“A peculiar satisfaction”: Thomas Jefferson’s disciplinary imagination and the mastery of subjects
Location: Luddy Hall Auditoruim
What does it mean to have mastery over a subject?
Based on an examination of Thomas Jefferson’s book classification, alongside his writings and the grids, ledgers, and devices that he used to record the activities of the people he enslaved at his plantation and factory, this talk will discuss the materiality of classification. Knowledge organization was at the heart of Jefferson’s interconnected projects and vision. His book classification provides an important entry into examining the particularity of claims to universality, as it reveals the ways that he ordered subjects according to a universalized white, male, propertied point of view. In 1815 Jefferson sold his book collection and catalogue to the Library of Congress to replace the collection that had been burned in the War of 1812. In correspondence with the third Librarian of Congress regarding the transfer, Jefferson discussed his method for organizing the books, explaining his preference for arranging them into subject categories. He also noted the challenges of interdisciplinarity presented by some books-especially ones about travel, which may “blend together the geography, natural history, civil history, agriculture, manufactures, commerce, arts, occupations, manners Etc. of a country.” Despite impediments to building a tidy system of subject categories, Jefferson said that there was a “peculiar satisfaction” to arranging books according to subject, which derived from “seeing at a glance the books which have been written on [a subject] and selecting those from which we expect most readily the information we seek.” This talk will focus on Jefferson’s sections on History, Moral Philosophy, and Geography to demonstrate the significance of his classification in the history of knowledge organization, as well as the role of classification in modern statecraft. It will also draw a lineage from Jefferson’s books to present knowledge organization systems.

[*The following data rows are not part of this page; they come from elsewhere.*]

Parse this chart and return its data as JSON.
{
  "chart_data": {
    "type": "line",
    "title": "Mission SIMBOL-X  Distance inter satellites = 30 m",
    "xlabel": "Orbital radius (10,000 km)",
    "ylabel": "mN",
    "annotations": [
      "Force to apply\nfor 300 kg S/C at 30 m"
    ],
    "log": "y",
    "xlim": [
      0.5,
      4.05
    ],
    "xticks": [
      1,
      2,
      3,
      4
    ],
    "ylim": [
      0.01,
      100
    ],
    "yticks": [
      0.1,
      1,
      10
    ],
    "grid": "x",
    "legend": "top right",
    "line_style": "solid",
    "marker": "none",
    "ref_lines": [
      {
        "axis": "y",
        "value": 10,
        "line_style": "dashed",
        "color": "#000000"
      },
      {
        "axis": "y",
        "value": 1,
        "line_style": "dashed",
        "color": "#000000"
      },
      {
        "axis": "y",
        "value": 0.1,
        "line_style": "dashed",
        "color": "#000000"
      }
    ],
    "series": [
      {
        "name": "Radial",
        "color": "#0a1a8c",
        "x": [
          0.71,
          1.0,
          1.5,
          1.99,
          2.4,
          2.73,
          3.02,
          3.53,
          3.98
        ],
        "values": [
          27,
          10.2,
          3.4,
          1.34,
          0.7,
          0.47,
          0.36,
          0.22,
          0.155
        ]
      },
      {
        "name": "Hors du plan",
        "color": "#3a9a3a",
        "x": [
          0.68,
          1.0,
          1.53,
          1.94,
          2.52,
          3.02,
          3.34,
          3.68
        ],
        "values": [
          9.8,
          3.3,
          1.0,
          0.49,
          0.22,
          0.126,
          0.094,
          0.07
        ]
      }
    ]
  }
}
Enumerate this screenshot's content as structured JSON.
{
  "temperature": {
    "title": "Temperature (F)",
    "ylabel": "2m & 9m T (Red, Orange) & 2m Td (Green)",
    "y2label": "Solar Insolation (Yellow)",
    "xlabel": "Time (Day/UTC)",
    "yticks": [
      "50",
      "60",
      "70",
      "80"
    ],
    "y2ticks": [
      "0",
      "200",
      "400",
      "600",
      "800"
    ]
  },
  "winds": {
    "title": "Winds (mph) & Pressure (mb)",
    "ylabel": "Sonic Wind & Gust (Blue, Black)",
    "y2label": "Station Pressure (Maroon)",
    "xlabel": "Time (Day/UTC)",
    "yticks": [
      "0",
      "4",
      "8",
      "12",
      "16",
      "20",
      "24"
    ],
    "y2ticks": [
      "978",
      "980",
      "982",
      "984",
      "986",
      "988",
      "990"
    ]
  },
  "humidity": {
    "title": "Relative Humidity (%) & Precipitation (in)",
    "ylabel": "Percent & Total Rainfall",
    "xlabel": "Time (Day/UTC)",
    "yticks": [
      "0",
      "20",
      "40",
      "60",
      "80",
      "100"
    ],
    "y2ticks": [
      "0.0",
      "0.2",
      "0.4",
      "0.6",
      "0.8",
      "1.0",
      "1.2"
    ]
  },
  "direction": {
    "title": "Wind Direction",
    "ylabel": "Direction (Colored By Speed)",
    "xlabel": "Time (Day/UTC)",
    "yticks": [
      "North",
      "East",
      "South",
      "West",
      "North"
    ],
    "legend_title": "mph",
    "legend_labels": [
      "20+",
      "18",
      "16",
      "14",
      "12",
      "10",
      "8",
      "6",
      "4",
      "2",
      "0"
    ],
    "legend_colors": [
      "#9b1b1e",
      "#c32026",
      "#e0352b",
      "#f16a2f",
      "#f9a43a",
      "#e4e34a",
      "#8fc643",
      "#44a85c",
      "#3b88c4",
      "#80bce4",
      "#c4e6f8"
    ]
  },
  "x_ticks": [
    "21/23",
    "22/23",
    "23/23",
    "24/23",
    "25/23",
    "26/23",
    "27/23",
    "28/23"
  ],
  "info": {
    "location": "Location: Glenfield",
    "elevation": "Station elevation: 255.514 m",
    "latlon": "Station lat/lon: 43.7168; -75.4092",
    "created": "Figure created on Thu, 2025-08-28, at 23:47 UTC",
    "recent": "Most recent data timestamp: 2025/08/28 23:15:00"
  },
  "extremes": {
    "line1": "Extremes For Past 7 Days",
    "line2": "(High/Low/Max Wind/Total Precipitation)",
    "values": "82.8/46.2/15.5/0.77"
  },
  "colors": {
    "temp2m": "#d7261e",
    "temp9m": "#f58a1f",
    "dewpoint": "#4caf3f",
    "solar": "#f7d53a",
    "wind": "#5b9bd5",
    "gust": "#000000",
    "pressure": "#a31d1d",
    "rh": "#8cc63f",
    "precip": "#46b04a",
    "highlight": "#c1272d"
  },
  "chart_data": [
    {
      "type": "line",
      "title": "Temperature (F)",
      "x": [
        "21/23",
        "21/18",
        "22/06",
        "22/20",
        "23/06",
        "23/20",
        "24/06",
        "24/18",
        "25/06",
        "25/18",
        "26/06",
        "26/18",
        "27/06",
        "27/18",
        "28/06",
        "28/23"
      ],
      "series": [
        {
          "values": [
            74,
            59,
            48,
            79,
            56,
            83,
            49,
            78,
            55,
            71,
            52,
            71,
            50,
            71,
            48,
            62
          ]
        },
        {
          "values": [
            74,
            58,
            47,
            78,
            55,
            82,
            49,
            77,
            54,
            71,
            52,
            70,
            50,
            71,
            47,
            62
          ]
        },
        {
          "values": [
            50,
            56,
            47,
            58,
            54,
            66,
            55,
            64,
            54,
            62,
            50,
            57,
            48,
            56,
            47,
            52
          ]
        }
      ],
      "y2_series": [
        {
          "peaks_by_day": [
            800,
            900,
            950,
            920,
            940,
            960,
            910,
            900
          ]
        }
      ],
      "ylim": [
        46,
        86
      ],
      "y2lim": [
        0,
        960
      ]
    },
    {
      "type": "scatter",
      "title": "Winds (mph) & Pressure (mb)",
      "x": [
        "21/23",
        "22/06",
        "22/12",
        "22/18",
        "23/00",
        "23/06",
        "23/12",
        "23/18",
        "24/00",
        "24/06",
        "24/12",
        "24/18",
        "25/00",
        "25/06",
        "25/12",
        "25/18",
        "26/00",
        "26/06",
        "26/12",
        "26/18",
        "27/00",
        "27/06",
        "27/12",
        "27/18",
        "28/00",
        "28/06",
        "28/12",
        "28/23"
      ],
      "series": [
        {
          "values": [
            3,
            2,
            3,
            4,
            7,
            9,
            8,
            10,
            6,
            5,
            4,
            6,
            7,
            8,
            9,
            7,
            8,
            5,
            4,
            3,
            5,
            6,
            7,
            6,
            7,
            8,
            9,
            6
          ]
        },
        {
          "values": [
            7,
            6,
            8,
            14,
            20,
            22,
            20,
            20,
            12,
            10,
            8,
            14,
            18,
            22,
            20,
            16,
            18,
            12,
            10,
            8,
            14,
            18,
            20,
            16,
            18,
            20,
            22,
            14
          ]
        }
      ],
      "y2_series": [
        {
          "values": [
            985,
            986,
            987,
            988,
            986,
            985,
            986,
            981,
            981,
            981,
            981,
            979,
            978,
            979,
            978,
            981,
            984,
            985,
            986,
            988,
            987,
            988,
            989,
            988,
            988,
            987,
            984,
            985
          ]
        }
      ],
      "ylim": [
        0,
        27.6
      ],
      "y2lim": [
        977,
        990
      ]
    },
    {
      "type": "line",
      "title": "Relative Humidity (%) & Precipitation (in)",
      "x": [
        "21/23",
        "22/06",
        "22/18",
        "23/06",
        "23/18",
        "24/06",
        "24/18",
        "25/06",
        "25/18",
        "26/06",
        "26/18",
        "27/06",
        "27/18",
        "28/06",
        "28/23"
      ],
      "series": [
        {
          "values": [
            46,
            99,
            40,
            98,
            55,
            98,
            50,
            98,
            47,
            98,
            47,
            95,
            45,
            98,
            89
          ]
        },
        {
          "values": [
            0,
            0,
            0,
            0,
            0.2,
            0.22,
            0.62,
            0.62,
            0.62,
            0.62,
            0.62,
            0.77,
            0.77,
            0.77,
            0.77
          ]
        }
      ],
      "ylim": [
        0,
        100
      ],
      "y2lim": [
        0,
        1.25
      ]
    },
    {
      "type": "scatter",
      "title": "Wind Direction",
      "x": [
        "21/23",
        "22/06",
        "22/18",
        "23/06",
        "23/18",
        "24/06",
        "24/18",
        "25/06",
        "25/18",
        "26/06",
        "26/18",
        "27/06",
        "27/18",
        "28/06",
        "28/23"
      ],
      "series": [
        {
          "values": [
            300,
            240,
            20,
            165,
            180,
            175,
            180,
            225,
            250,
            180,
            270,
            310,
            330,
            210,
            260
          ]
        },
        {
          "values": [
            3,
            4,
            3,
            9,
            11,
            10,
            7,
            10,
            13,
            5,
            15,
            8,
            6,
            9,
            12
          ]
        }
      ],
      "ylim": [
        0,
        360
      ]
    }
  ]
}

Melissa Adler, Ph.D., is an Assistant Professor in the Faculty of Information & Media Studies at Western University in London, Ontario. Her research concerns the history of knowledge organization systems as they intersect with state and cultural discourses. Adler’s book, Cruising the Library: Perversities in the Organization of Knowledge (Fordham University Press, April 2017), is a study of the history of sexuality through the lens of Library of Congress classifications and categories.